Zaman zaman da sorularımız karşısında proje ekibinde yer alan işin uzmanlarından bize bilgi vermelerini rica etti.
Konferans Salonundaki toplantıdan sonra sergi salonuna geçtik. Prof. Dr. Nuran Zeren Gülersoy ‘Afet Riskli Alan’ ilan edilen mahallelerle ilgili çizdikleri planlar ve yaptıkları iki maket üzerinde de bilgi verdi.
Burada da maketleri incelediğimizde kafamıza takılan bazı soruları Nuran Hoca’ya sorduk.
Bilgilendirme toplantısı saat 17.30 sularında sona erdi.
Akşam 19.00’da da yemeği yedikten sonra Eskişehir’e döndük.
İstanbul’dan döndükten sonra görüşlerini içeren yazılarını okuduk. “Bu yazı da neyin nesi” diyeceksiniz?
Haklısınız.
İsmini vermeyeceğim bir meslektaşım, kardeşim, İstanbul Teknik Üniversitesi’ne yaptığımız teknik geziyi köşesinde alaya almış.
Büyükşehir Belediye Başkanı Yılmaz Büyükerşen’i eleştirirken, isim vermese de, direkt telaffuz etmese de, bu geziye katılan gazeteci arkadaşlara da üstü kapalı gönderme yapmış.
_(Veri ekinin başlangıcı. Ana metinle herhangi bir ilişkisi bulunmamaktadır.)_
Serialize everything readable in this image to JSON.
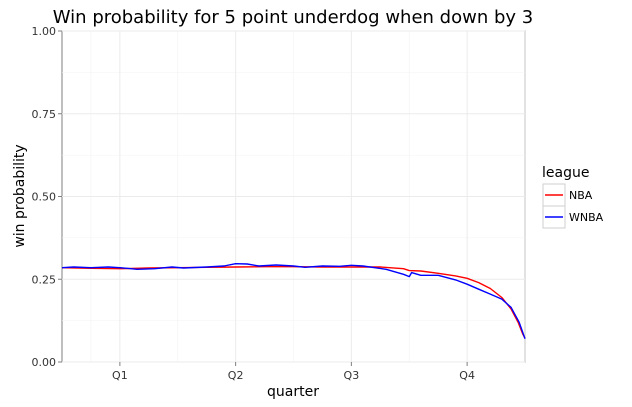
{
  "chart_data": {
    "type": "line",
    "title": "Win probability for 5 point underdog when down by 3",
    "xlabel": "quarter",
    "ylabel": "win probability",
    "xlim": [
      0.5,
      4.5
    ],
    "ylim": [
      0,
      1
    ],
    "x_tick_values": [
      1,
      2,
      3,
      4
    ],
    "x_tick_labels": [
      "Q1",
      "Q2",
      "Q3",
      "Q4"
    ],
    "y_tick_values": [
      0,
      0.25,
      0.5,
      0.75,
      1
    ],
    "y_tick_labels": [
      "0.00",
      "0.25",
      "0.50",
      "0.75",
      "1.00"
    ],
    "grid": true,
    "legend": {
      "title": "league",
      "position": "right"
    },
    "series": [
      {
        "name": "NBA",
        "color": "#ff0000",
        "points": [
          [
            0.5,
            0.285
          ],
          [
            0.75,
            0.283
          ],
          [
            1.0,
            0.282
          ],
          [
            1.25,
            0.284
          ],
          [
            1.5,
            0.285
          ],
          [
            1.75,
            0.286
          ],
          [
            2.0,
            0.287
          ],
          [
            2.25,
            0.288
          ],
          [
            2.5,
            0.288
          ],
          [
            2.75,
            0.287
          ],
          [
            3.0,
            0.287
          ],
          [
            3.25,
            0.287
          ],
          [
            3.45,
            0.282
          ],
          [
            3.5,
            0.276
          ],
          [
            3.6,
            0.275
          ],
          [
            3.75,
            0.268
          ],
          [
            3.9,
            0.26
          ],
          [
            4.0,
            0.253
          ],
          [
            4.1,
            0.24
          ],
          [
            4.2,
            0.222
          ],
          [
            4.3,
            0.195
          ],
          [
            4.38,
            0.16
          ],
          [
            4.44,
            0.12
          ],
          [
            4.48,
            0.085
          ],
          [
            4.5,
            0.072
          ]
        ]
      },
      {
        "name": "WNBA",
        "color": "#0000ff",
        "points": [
          [
            0.5,
            0.285
          ],
          [
            0.6,
            0.287
          ],
          [
            0.75,
            0.285
          ],
          [
            0.9,
            0.287
          ],
          [
            1.0,
            0.285
          ],
          [
            1.15,
            0.28
          ],
          [
            1.3,
            0.282
          ],
          [
            1.45,
            0.287
          ],
          [
            1.55,
            0.284
          ],
          [
            1.75,
            0.287
          ],
          [
            1.9,
            0.29
          ],
          [
            2.0,
            0.297
          ],
          [
            2.1,
            0.296
          ],
          [
            2.2,
            0.29
          ],
          [
            2.35,
            0.293
          ],
          [
            2.5,
            0.29
          ],
          [
            2.6,
            0.286
          ],
          [
            2.75,
            0.29
          ],
          [
            2.9,
            0.289
          ],
          [
            3.0,
            0.292
          ],
          [
            3.1,
            0.29
          ],
          [
            3.3,
            0.28
          ],
          [
            3.45,
            0.265
          ],
          [
            3.5,
            0.258
          ],
          [
            3.52,
            0.27
          ],
          [
            3.6,
            0.262
          ],
          [
            3.75,
            0.262
          ],
          [
            3.9,
            0.248
          ],
          [
            4.0,
            0.235
          ],
          [
            4.1,
            0.22
          ],
          [
            4.2,
            0.205
          ],
          [
            4.3,
            0.19
          ],
          [
            4.38,
            0.165
          ],
          [
            4.45,
            0.12
          ],
          [
            4.5,
            0.07
          ]
        ]
      }
    ]
  }
}
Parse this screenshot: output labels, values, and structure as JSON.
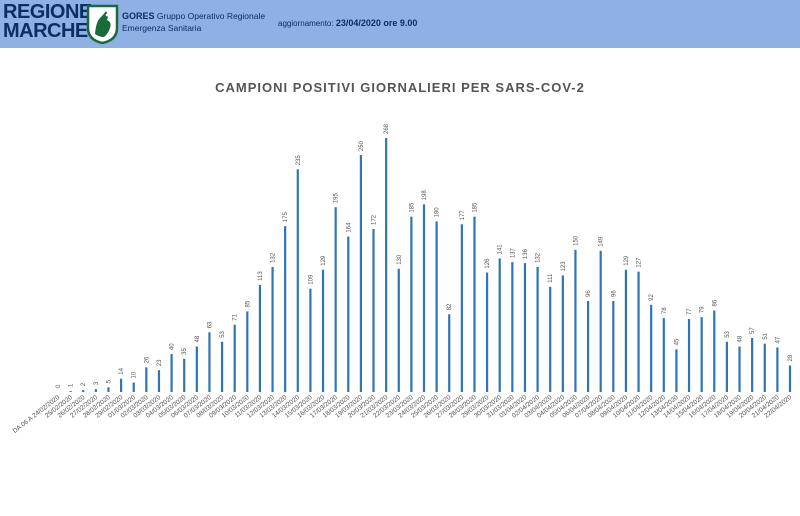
{
  "header": {
    "logo_line1": "REGIONE",
    "logo_line2": "MARCHE",
    "org_acronym": "GORES",
    "org_name_line1": "Gruppo Operativo Regionale",
    "org_name_line2": "Emergenza Sanitaria",
    "update_label": "aggiornamento:",
    "update_value": "23/04/2020 ore 9.00",
    "bg_color": "#8fb0e2",
    "text_color": "#0b2e63"
  },
  "chart_data": {
    "type": "bar",
    "title": "CAMPIONI POSITIVI GIORNALIERI PER SARS-COV-2",
    "bar_color": "#2e75b6",
    "grid": false,
    "legend": "none",
    "ylim": [
      0,
      268
    ],
    "categories": [
      "DA 06 A 24/02/2020",
      "25/02/2020",
      "26/02/2020",
      "27/02/2020",
      "28/02/2020",
      "29/02/2020",
      "01/03/2020",
      "02/03/2020",
      "03/03/2020",
      "04/03/2020",
      "05/03/2020",
      "06/03/2020",
      "07/03/2020",
      "08/03/2020",
      "09/03/2020",
      "10/03/2020",
      "11/03/2020",
      "12/03/2020",
      "13/03/2020",
      "14/03/2020",
      "15/03/2020",
      "16/03/2020",
      "17/03/2020",
      "18/03/2020",
      "19/03/2020",
      "20/03/2020",
      "21/03/2020",
      "22/03/2020",
      "23/03/2020",
      "24/03/2020",
      "25/03/2020",
      "26/03/2020",
      "27/03/2020",
      "28/03/2020",
      "29/03/2020",
      "30/03/2020",
      "31/03/2020",
      "01/04/2020",
      "02/04/2020",
      "03/04/2020",
      "04/04/2020",
      "05/04/2020",
      "06/04/2020",
      "07/04/2020",
      "08/04/2020",
      "09/04/2020",
      "10/04/2020",
      "11/04/2020",
      "12/04/2020",
      "13/04/2020",
      "14/04/2020",
      "15/04/2020",
      "16/04/2020",
      "17/04/2020",
      "18/04/2020",
      "19/04/2020",
      "20/04/2020",
      "21/04/2020",
      "22/04/2020"
    ],
    "values": [
      0,
      1,
      2,
      3,
      5,
      14,
      10,
      26,
      23,
      40,
      35,
      48,
      63,
      53,
      71,
      85,
      113,
      132,
      175,
      235,
      109,
      129,
      195,
      164,
      250,
      172,
      268,
      130,
      185,
      198,
      180,
      82,
      177,
      185,
      126,
      141,
      137,
      136,
      132,
      111,
      123,
      150,
      96,
      149,
      96,
      129,
      127,
      92,
      78,
      45,
      77,
      79,
      86,
      53,
      48,
      57,
      51,
      47,
      28
    ]
  }
}
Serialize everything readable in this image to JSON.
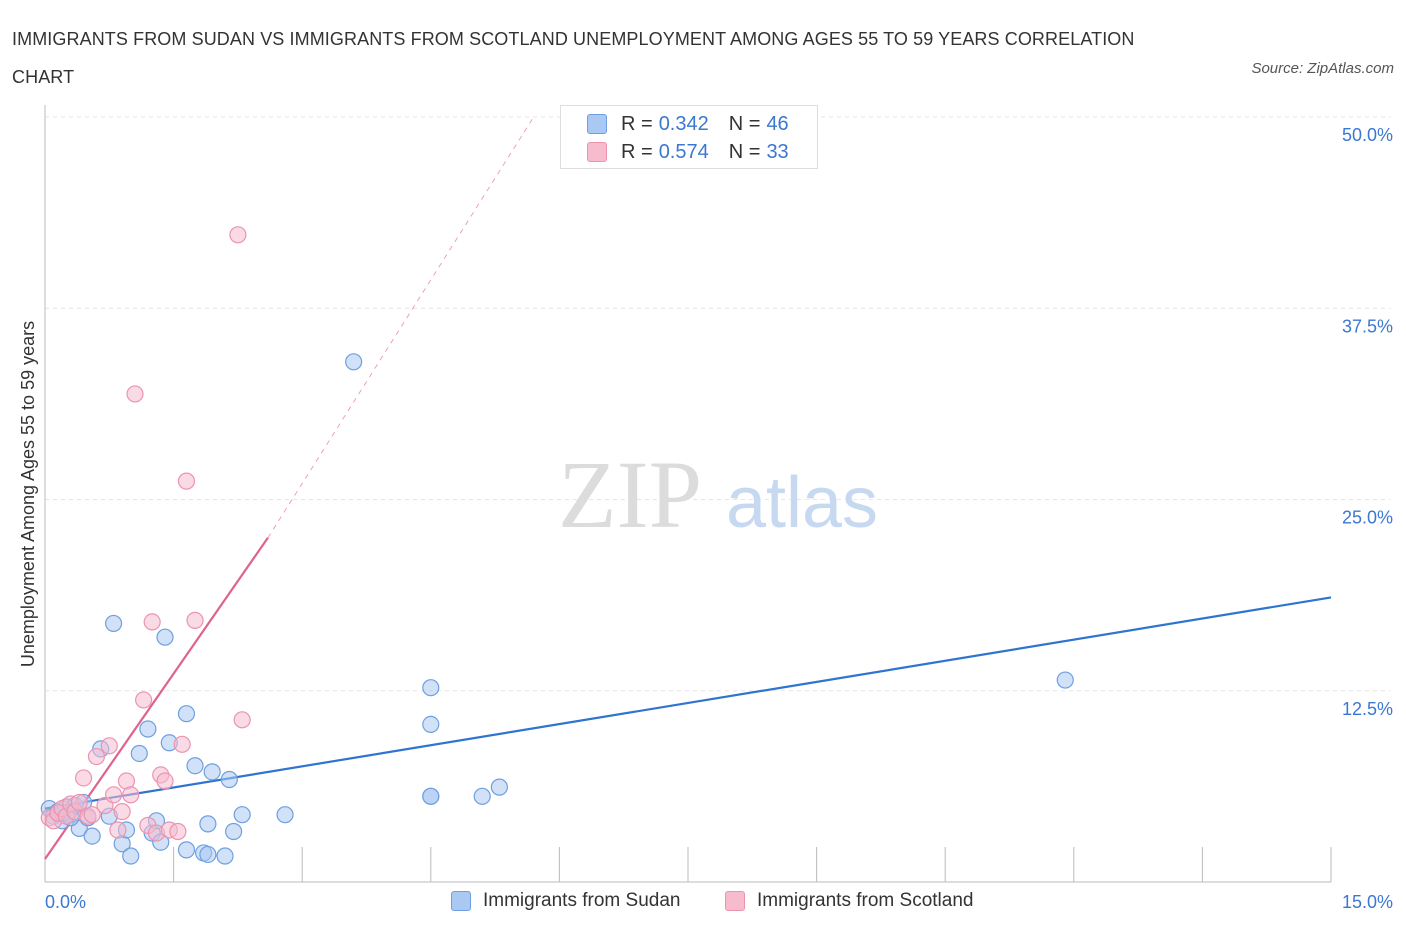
{
  "title": "IMMIGRANTS FROM SUDAN VS IMMIGRANTS FROM SCOTLAND UNEMPLOYMENT AMONG AGES 55 TO 59 YEARS CORRELATION CHART",
  "source": "Source: ZipAtlas.com",
  "watermark": {
    "zip": "ZIP",
    "atlas": "atlas"
  },
  "legend": {
    "sudan": {
      "r_label": "R =",
      "r_value": "0.342",
      "n_label": "N =",
      "n_value": "46"
    },
    "scotland": {
      "r_label": "R =",
      "r_value": "0.574",
      "n_label": "N =",
      "n_value": "33"
    }
  },
  "colors": {
    "sudan_fill": "#a9c8f2",
    "sudan_stroke": "#6f9fe0",
    "sudan_line": "#2f74d0",
    "scotland_fill": "#f6bccd",
    "scotland_stroke": "#ec93b0",
    "scotland_line": "#e0628e",
    "accent_text": "#3b78d0",
    "grid": "#e6e6e6"
  },
  "chart_data": {
    "type": "scatter",
    "title": "IMMIGRANTS FROM SUDAN VS IMMIGRANTS FROM SCOTLAND UNEMPLOYMENT AMONG AGES 55 TO 59 YEARS CORRELATION CHART",
    "xlabel": "",
    "ylabel": "Unemployment Among Ages 55 to 59 years",
    "xlim": [
      0,
      15
    ],
    "ylim": [
      0,
      50
    ],
    "x_tick_labels": [
      "0.0%",
      "15.0%"
    ],
    "y_ticks": [
      12.5,
      25.0,
      37.5,
      50.0
    ],
    "y_tick_labels": [
      "12.5%",
      "25.0%",
      "37.5%",
      "50.0%"
    ],
    "grid": true,
    "legend_position": "top-center",
    "series": [
      {
        "name": "Immigrants from Sudan",
        "R": 0.342,
        "N": 46,
        "trend": {
          "x0": 0,
          "y0": 4.8,
          "x1": 15,
          "y1": 18.6,
          "style": "solid"
        },
        "points": [
          [
            0.05,
            4.8
          ],
          [
            0.1,
            4.3
          ],
          [
            0.15,
            4.6
          ],
          [
            0.2,
            4.0
          ],
          [
            0.25,
            4.9
          ],
          [
            0.3,
            4.4
          ],
          [
            0.35,
            5.0
          ],
          [
            0.4,
            3.5
          ],
          [
            0.5,
            4.2
          ],
          [
            0.55,
            3.0
          ],
          [
            0.65,
            8.7
          ],
          [
            0.75,
            4.3
          ],
          [
            0.8,
            16.9
          ],
          [
            0.9,
            2.5
          ],
          [
            0.95,
            3.4
          ],
          [
            1.0,
            1.7
          ],
          [
            1.1,
            8.4
          ],
          [
            1.2,
            10.0
          ],
          [
            1.25,
            3.2
          ],
          [
            1.3,
            4.0
          ],
          [
            1.35,
            2.6
          ],
          [
            1.4,
            16.0
          ],
          [
            1.45,
            9.1
          ],
          [
            1.65,
            11.0
          ],
          [
            1.65,
            2.1
          ],
          [
            1.75,
            7.6
          ],
          [
            1.85,
            1.9
          ],
          [
            1.9,
            1.8
          ],
          [
            1.9,
            3.8
          ],
          [
            1.95,
            7.2
          ],
          [
            2.1,
            1.7
          ],
          [
            2.15,
            6.7
          ],
          [
            2.2,
            3.3
          ],
          [
            2.3,
            4.4
          ],
          [
            2.8,
            4.4
          ],
          [
            3.6,
            34.0
          ],
          [
            4.5,
            5.6
          ],
          [
            4.5,
            5.6
          ],
          [
            4.5,
            10.3
          ],
          [
            4.5,
            12.7
          ],
          [
            5.1,
            5.6
          ],
          [
            5.3,
            6.2
          ],
          [
            11.9,
            13.2
          ],
          [
            0.2,
            4.5
          ],
          [
            0.3,
            4.2
          ],
          [
            0.45,
            5.2
          ]
        ]
      },
      {
        "name": "Immigrants from Scotland",
        "R": 0.574,
        "N": 33,
        "trend": {
          "x0": 0,
          "y0": 1.5,
          "x1": 2.6,
          "y1": 22.5,
          "style": "solid",
          "extension_to": {
            "x": 5.7,
            "y": 50
          }
        },
        "points": [
          [
            0.05,
            4.2
          ],
          [
            0.1,
            4.0
          ],
          [
            0.15,
            4.5
          ],
          [
            0.2,
            4.8
          ],
          [
            0.25,
            4.3
          ],
          [
            0.3,
            5.1
          ],
          [
            0.35,
            4.6
          ],
          [
            0.4,
            5.2
          ],
          [
            0.45,
            6.8
          ],
          [
            0.5,
            4.3
          ],
          [
            0.6,
            8.2
          ],
          [
            0.7,
            5.0
          ],
          [
            0.75,
            8.9
          ],
          [
            0.8,
            5.7
          ],
          [
            0.85,
            3.4
          ],
          [
            0.9,
            4.6
          ],
          [
            0.95,
            6.6
          ],
          [
            1.0,
            5.7
          ],
          [
            1.05,
            31.9
          ],
          [
            1.15,
            11.9
          ],
          [
            1.2,
            3.7
          ],
          [
            1.25,
            17.0
          ],
          [
            1.3,
            3.2
          ],
          [
            1.35,
            7.0
          ],
          [
            1.4,
            6.6
          ],
          [
            1.45,
            3.4
          ],
          [
            1.55,
            3.3
          ],
          [
            1.6,
            9.0
          ],
          [
            1.65,
            26.2
          ],
          [
            1.75,
            17.1
          ],
          [
            2.25,
            42.3
          ],
          [
            2.3,
            10.6
          ],
          [
            0.55,
            4.4
          ]
        ]
      }
    ]
  },
  "bottom_legend": {
    "sudan": "Immigrants from Sudan",
    "scotland": "Immigrants from Scotland"
  }
}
”Projelerin detaylarını bilmeden, proje hakkında herhangi bir yargıda bulunmamız yanlış olurdu. Sağ olsunlar İstanbul’a davet edilen meslektaşlarımız her türlü ayrıntıyı Eskişehir kamuoyu ile paylaştılar. Biz de bilgilendik. Umarız vatandaşlarımız, özellikle de bu projenin uygulandığı alanda oturan ya da hak sahibi olan vatandaşlarımız da bilgilenmişlerdir. Eskişehir’in sekiz mahallesini etkileyecek Afet Riskli Alan Projesinin tanıtımını, yeterli kaynak olmamasına rağmen İstanbul’da yaptı. Dündar Ünlü’nün Eskişehir Büyükşehir Belediyesi’nin o kadar kaynağı olmadığını bilmesi gerekir; kaynak olmuş olsaydı sekiz mahallenin belli bölümlerini kapsayan Afet Riskli Alan Projesinin tanıtımını Londra’da yaparlardı; kaynak ancak İstanbul’da yapmaya yetti!” demiş.
Kimsenin avukatı değilim…
Bugüne kadar da kimsenin avukatlığını yapmadım…
Yılmaz Büyükerşen ile siyasi görüşlerimiz de zıttır…
Kendisine destek olmak için veya savunmak için yazmıyorum…
Planlar henüz tamamlanmamış…    
Ufak tefek rötuşlar kalmış…
Onlarda bittikten sonra planlar ve maketler İTÜ yetkililerince Eskişehir Büyükşehir Belediyesine teslim edilecek.
İşte o zaman Büyükşehir Belediyesi bu planları ve maketleri halka açacak...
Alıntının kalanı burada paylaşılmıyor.